A DUP source last night said that Mr Wilson was not speaking for the party on the issue.
Mr Wilson’s article was published online shortly after Sky News reported that an unnamed source had said that the DUP now considers a long extension to Brexit to be preferable to the prime minister’s deal.
Sky News said that some in the DUP believe that if the prime minister is forced by MPs to request a longer extension, there may be a change of Conservative leader to someone who could force through a different deal. The broadcaster quoted a source close to the DUP’s recent talks with the government as saying that DUP MPs are moving towards “a long extension, perhaps a year or more, which would mean a change of leader and a different approach”.
In his article for The Daily Telegraph, Mr Wilson said that Mrs May’s proposed Withdrawal Agreement “itself means no Brexit” because it would mean that “the EU has the legal power to prevent us ever leaving except on their draconian terms, which would include a Customs Union and adherence to EU regulations.
“Those who negotiated the agreement have been quite open about that. They insist that the terms of the deal will be the basis for any future relationship with the EU.
“They also make it clear that different treatment for Northern Ireland will have to continue.
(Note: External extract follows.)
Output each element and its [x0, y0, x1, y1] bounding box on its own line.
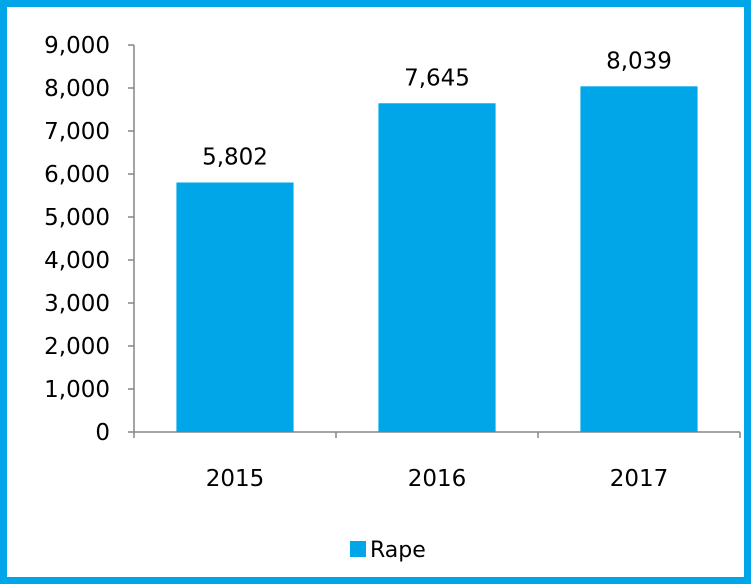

As Leo Varadkar has said, the agreement’s terms settle the arrangements required to keep the Northern Ireland border open.”
Mr Wilson said that the the DUP had “worked assiduously with the government to try to get changes to the agreement and will continue to do so”. But, despite the hopes of Mrs May, Mr Wilson said bluntly: “We will not vote for an unamended or unchanged version [of her deal].”
Mr Wilson said that Leo Varadkar’s claim that “they can deal with Irish border trade without any need for one stick of infrastructure along the border, is the final proof that the exit deal is based on one big con job.
“The Irish border was never an issue. It was used to secure a leaving arrangement which would dictate the restrictive terms of the UK’s future relationship with the EU.”
In a brief statement, the DUP gave no hint of a shift in its position. The party said: “Our position remains unchanged and as previous set out.
“We will judge all proposals and scenarios on the basis of our objectives to maintain the integrity of the United Kingdom and deliver on the referendum result.”